La bêtise des taux d’intérêt trop bas

Retraite par capitalisation ou retraite par répartition, c’est la même chose sauf que la notion de répartition n’est qu’une entourloupette, comme la notion de croissance dopée par la surconsommation inutile.
Conception de base : le placement en viager, c’est à dire à capital aliéné.
Pour cela, le futur retraité, confie à un organisme de placement (fond de pension) ses économies annuelles ou mensuelles qui seront placées et grossiront avec les intérêts composés.
Au moment choisi de la retraite, en fonction de l’espérance de vie moyenne, déterminée par la statistique, le montant de sa retraite sera fonction du capital acquis divisé par les nombre d’années d’espérance de vie.
Si on applique le code des assurances au système il ne devrait pas y avoir d’entourloupette.
Cette façon de procéder a été rendue obligatoire devant l’imprévoyance des salariés, incapables de gérer l’affaire.
L’invention de la répartition a été la première entourloupette du système.
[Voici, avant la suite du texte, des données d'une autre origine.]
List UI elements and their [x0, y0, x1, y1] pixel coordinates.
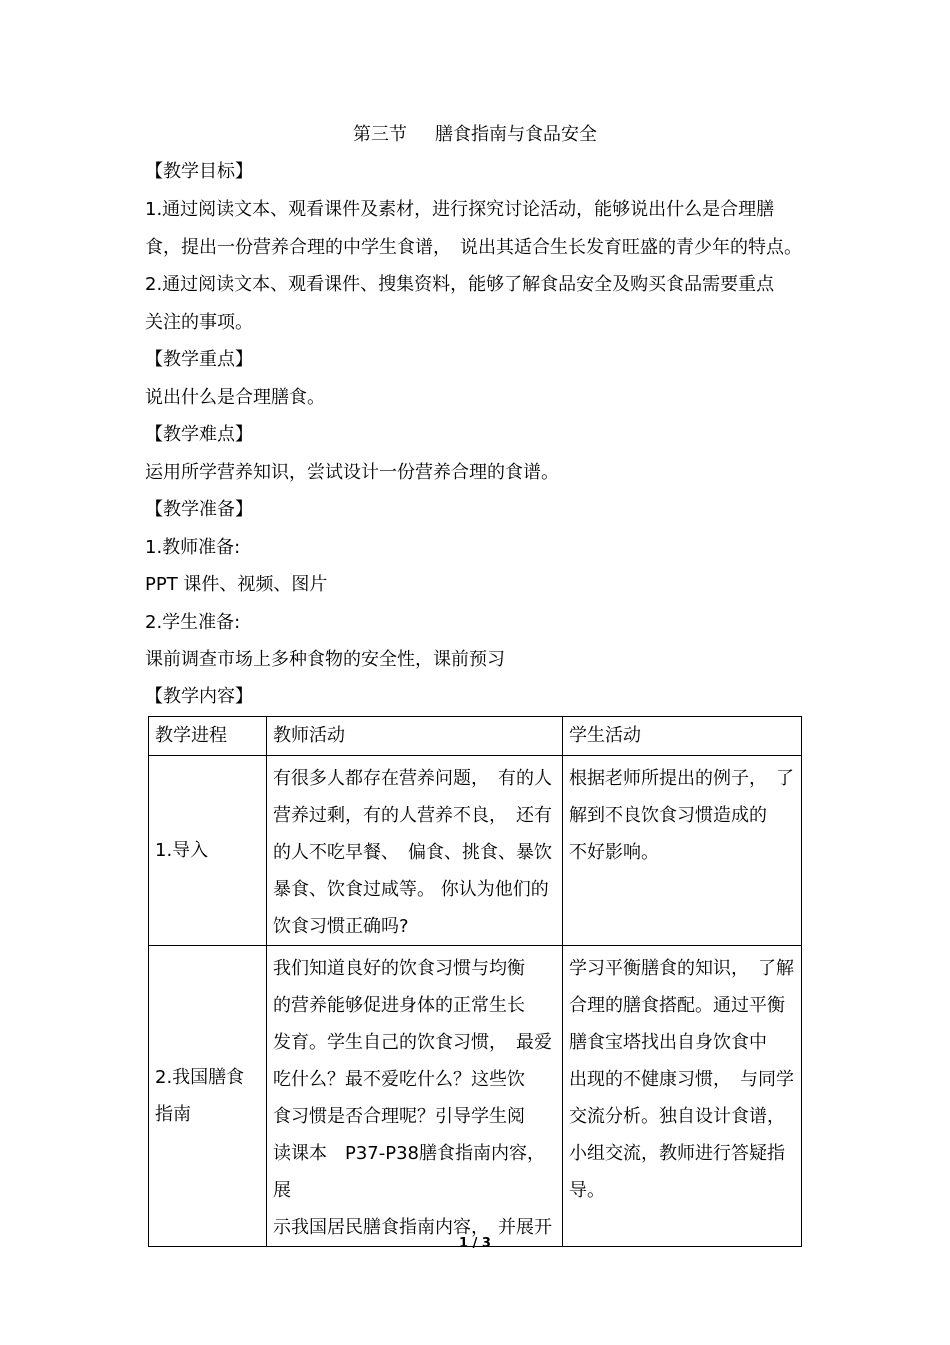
- student-activity-cell: 根据老师所提出的例子， 了 解到不良饮食习惯造成的 不好影响。: [563, 756, 802, 946]
- stage-cell: 1.导入: [149, 756, 267, 946]
- content-heading: 【教学内容】: [145, 686, 253, 707]
- student-activity-cell: 学习平衡膳食的知识， 了解 合理的膳食搭配。通过平衡 膳食宝塔找出自身饮食中 出现的不健康习惯， 与同学 交流分析。独自设计食谱， 小组交流，教师进行答疑指 导。: [563, 946, 802, 1247]
- teacher-prep-label: 1.教师准备:: [145, 537, 241, 558]
- student-prep-text: 课前调查市场上多种食物的安全性，课前预习: [145, 649, 505, 670]
- difficulty-heading: 【教学难点】: [145, 424, 253, 445]
- section-title: [0, 122, 950, 148]
- section-name: 膳食指南与食品安全: [435, 124, 597, 145]
- objectives-heading: 【教学目标】: [145, 161, 253, 182]
- difficulty-text: 运用所学营养知识，尝试设计一份营养合理的食谱。: [145, 462, 559, 483]
- page-indicator: 1 / 3: [459, 1236, 491, 1251]
- teacher-activity-cell: 有很多人都存在营养问题， 有的人 营养过剩，有的人营养不良， 还有 的人不吃早餐、 偏食、挑食、暴饮 暴食、饮食过咸等。 你认为他们的 饮食习惯正确吗?: [267, 756, 563, 946]
- stage-cell: 2.我国膳食 指南: [149, 946, 267, 1247]
- table-row: [149, 946, 802, 1247]
- preparation-heading: 【教学准备】: [145, 499, 253, 520]
- key-point-heading: 【教学重点】: [145, 349, 253, 370]
- objective-line: 食，提出一份营养合理的中学生食谱， 说出其适合生长发育旺盛的青少年的特点。: [145, 237, 802, 258]
- table-row: [149, 756, 802, 946]
- objective-line: 2.通过阅读文本、观看课件、搜集资料，能够了解食品安全及购买食品需要重点: [145, 274, 775, 295]
- teacher-prep-text: PPT 课件、视频、图片: [145, 574, 328, 595]
- teacher-activity-cell: 我们知道良好的饮食习惯与均衡 的营养能够促进身体的正常生长 发育。学生自己的饮食习惯， 最爱 吃什么？最不爱吃什么？这些饮 食习惯是否合理呢？引导学生阅 读课本 P37-P38膳食指南内容， 展 示我国居民膳食指南内容， 并展开: [267, 946, 563, 1247]
- key-point-text: 说出什么是合理膳食。: [145, 387, 325, 408]
- table-header-row: [149, 717, 802, 756]
- header-cell: 学生活动: [563, 717, 802, 756]
- objective-line: 1.通过阅读文本、观看课件及素材，进行探究讨论活动，能够说出什么是合理膳: [145, 199, 775, 220]
- section-number: 第三节: [353, 124, 407, 145]
- student-prep-label: 2.学生准备:: [145, 612, 241, 633]
- header-cell: 教师活动: [267, 717, 563, 756]
- lesson-table: [148, 716, 802, 1247]
- header-cell: 教学进程: [149, 717, 267, 756]
- objective-line: 关注的事项。: [145, 312, 253, 333]
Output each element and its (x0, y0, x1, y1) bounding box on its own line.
C’est une sorte de traite sur l’avenir qui cache la relation entre l’effort d’épargne et l’aisance future du retraité.
Sans la notion d’intérêt de l’argent placé, et surtout sans garantie d’un taux d’intérêt honnête, aucun régime de retraite n’est viable.
Le loyer, qui est un taux d’intérêt, est la garantie du logement. Il en va de même pour les retraites.
Il en va de même pour l’économie: plus vous réduisez le taux d’intérêt et plus l’emprunt est facile. Il ne faut pas chercher plus loin les causes des faillites des états dans la zone Euro.
François TATARD

réponse

Votre premier argument est exactement ce que dit le premier point de l'article ci-dessus.

Quant à l'argument que les prix des actifs financiers vont s'effondrer quand les retraités vont vendre, cela est faux à deux titres:
- Ce ne serait pas un équilibre sur le marchés financiers. Si on savait que les prix vont baisser dans quelques années, alors ils baisseraient dès aujourd'hui.
- Ensuite, cela néglige l'émergence de milliards de nouveaux investisseurs dans les pays émergents, Chine et Inde notamment, qui seront bientôt de gros acheteurs de titres financiers.